Touch the back side of neck of tonsillitis patients and you may feel a lump. Tonsillitis marked by inflammation of the tonsils and trouble swallowing is common during childhood. Tonsil is a ball-shaped mass of tissue that sits at the back of the throat, near the rear end of the tongue. The tonsils catch and destroy harmful pathogens that try to enter the body during inhalation. However, these glandular tissues that defend the body against germs can also get infected causing inflammation. In most cases, people diagnosed with tonsillitis show formation of lump in the front portion of the neck but if the infection is severe, the lymph nodes at the back side of the neck may also get inflamed and cause pain.
Many times, prescription medicine is not necessary to treat tonsillitis. Home remedies often work to effectively manage throat discomfort and foster healing. As salt is antiseptic, gargling with salt water is one of the best ways to alleviate pain and ensure faster recovery. However, in case the infection is severe and caused by bacteria, antibiotics may be prescribed.
Lymphoma is a type of cancer of the lymphatic system. In this condition, the white blood cells in the fluid (lymph) begin to multiply uncontrollably. As the cancerous cells proliferate rapidly they accumulate in one of many lymph nodes, forming a tumor. This tumor is seen as bulged out mass on the skin. When the lymph node in the neck is affected, a hard mass exactly behind the neck is observed. Lumps associated with lymphoma occur suddenly and do not hurt or cause pain.

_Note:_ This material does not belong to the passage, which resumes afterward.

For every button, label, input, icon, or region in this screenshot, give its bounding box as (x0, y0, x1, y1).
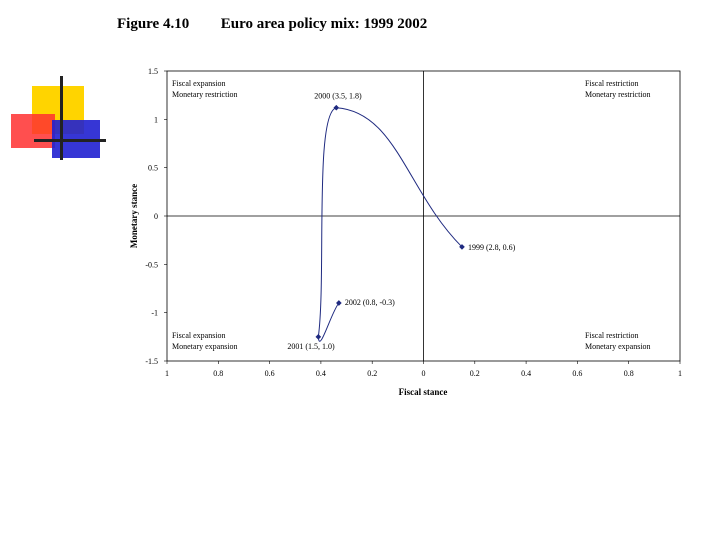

Standard treatment for lymphoma involves use of chemotherapy, drugs that are formulated to destroy the cancer cells. Radiation therapy in which high energy X-rays are targeted on the affected site, may also help to kill and stop the spread of cancerous growth. Surgery may also be performed to remove the cancerous lymph nodes.
Proper diagnosis is the key to eliminate this protruding mass. In most cases, swelling in the neck is the result of a pulled muscle. However, unexplained persistent swelling, that is seen in the form of lump requires consultation with a doctor for correct diagnosis.
Disclaimer: The information provided in this article is solely for educating the reader. It is not intended to be a substitute for the advice of a medical expert.